Turkey Albondiga Soup


 

 

 

  1. Line a large baking sheet with wax paper. Place turkey, breadcrumbs, egg, 1 1/2 teaspoons cumin, 1 1/2 teaspoons oregano, 1/2 teaspoon pepper and 1/4 teaspoon salt in a medium bowl. Mix gently until combined. Shape the mixture into 1 1/2-inch balls and transfer to the baking sheet.  (25+ meatballs.) Place in refrigerator at least 20 minutes.
  1. Heat oil in a Dutch oven over medium-high heat. Add onion and carrots and cook, stirring often, until beginning to soften, about 4 minutes. Add peppers, tomatoes, the remaining 1/2 teaspoon cumin, 1/2 teaspoon oregano, 1/4 teaspoon pepper and 1/4 teaspoon salt; cook, stirring, until fragrant, about 1 minute.
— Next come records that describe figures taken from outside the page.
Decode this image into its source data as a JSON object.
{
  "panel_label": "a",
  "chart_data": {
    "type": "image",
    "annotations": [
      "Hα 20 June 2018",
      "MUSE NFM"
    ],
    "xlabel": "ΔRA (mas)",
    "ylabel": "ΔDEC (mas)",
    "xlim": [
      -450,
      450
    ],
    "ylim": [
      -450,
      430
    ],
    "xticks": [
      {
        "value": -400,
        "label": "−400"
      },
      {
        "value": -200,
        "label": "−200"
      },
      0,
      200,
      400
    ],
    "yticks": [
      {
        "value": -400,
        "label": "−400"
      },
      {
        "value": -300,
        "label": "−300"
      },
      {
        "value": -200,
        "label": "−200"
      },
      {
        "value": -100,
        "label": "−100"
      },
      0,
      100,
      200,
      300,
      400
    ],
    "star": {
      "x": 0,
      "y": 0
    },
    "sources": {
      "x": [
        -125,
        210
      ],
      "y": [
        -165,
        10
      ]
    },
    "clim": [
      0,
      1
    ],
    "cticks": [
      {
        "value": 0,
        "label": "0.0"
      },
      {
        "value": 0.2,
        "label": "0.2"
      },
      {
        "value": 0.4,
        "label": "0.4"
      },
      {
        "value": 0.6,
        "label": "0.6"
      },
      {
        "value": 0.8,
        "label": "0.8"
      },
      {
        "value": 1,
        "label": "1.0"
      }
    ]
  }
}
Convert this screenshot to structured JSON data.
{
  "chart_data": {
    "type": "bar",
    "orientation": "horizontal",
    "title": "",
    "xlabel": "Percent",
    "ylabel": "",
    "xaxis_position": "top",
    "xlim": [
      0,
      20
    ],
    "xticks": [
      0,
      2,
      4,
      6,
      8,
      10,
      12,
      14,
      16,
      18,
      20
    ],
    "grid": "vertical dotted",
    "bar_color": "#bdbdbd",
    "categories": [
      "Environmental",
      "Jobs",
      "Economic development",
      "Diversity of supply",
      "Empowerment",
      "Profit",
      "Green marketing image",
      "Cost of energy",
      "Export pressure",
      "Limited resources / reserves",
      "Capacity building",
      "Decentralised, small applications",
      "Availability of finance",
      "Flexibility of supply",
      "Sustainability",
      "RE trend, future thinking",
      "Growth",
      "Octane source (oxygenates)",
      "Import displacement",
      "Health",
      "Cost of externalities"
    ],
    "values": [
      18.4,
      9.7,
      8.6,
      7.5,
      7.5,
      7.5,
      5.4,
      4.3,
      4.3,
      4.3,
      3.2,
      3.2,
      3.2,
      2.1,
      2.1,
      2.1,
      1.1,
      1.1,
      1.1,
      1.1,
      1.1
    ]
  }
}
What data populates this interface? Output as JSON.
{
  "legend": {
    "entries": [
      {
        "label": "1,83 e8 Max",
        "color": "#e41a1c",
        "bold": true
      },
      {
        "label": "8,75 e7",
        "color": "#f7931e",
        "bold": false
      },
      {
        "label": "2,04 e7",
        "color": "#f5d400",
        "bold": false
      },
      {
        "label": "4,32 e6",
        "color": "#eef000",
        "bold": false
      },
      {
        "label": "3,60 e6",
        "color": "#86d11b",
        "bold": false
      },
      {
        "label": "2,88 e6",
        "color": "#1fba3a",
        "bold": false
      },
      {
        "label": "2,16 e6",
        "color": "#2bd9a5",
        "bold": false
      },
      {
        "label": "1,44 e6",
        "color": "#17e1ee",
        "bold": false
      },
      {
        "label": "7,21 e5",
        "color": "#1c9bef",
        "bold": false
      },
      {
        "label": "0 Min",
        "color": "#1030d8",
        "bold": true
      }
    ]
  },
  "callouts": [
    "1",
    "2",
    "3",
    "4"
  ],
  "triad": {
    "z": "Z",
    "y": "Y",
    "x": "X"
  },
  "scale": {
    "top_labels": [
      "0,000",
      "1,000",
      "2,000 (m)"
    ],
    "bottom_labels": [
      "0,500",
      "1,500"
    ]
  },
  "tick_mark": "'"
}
Add broth, increase heat to high and bring to a boil; reduce heat and simmer for 5 minutes.
  2. Carefully submerge meatballs in the simmering soup; return to a simmer and cook for 8 minutes. Add rice and cook, stirring occasionally, until tender, about 5 minutes. Remove from heat and stir in lime juice. Garnish with jalapeño and cilantro.